Taking a tip from myself, I re-read Nora Ephron's "I Feel Bad About My Neck." I have to say, I still love it. Especially the chapter about all the work that goes into holding the line against aging, otherwise known as "maintenance," or in, her words, "Pathetic Attempts to Turn Back the Clock." She includes hair, nails, unwanted hair, exercise, and skin. Eight hours a week she spends on all this, she says, and she laments it even as she sits for three hours getting highlights in her hair.
I would like to say, "Ha, ha, ha, Nora, that's crazy! I'm a Berkeley woman. We don't do that here!" But I do a lot of it, notably hair, for which I travel to San Francisco every six weeks and undergo foil packets and scissors and sometimes wax. It's nuts and probably socially irresponsible, but there you are.
Years ago, I discovered Nora Ephron through her collections of essays, "Crazy Salad," "Scribble, Scribble," and "Wallflower at the Orgy." Boy, did she sum up the sixties and seventies! She called Julie Nixon "a chocolate-covered spider." She described Pillsbury Bake-off dishes as having "snicky snacky" titles (try, "Sweet 'N Creamy Crescent Crisps"). She wrote about journalism, feminism, popular culture, and politics.

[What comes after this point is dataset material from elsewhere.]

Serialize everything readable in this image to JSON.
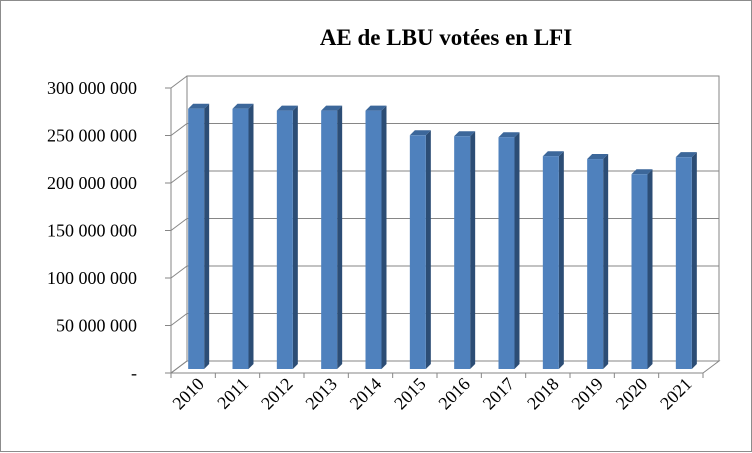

Then, blessed event, she got into writing screenplays. This after she divorced Carl Bernstein and wrote the novel "Heartburn" to get even, and it got made into a movie. Then she helped write "When Harry Met Sally," and she and her sister Delia wrote "Sleepless in Seattle" and "You've Got Mail." By then, I was hopelessly hooked. I own all those fluffy movies and sometimes re-watch them. I re-read her books. I wish I could be as funny and smart as she is.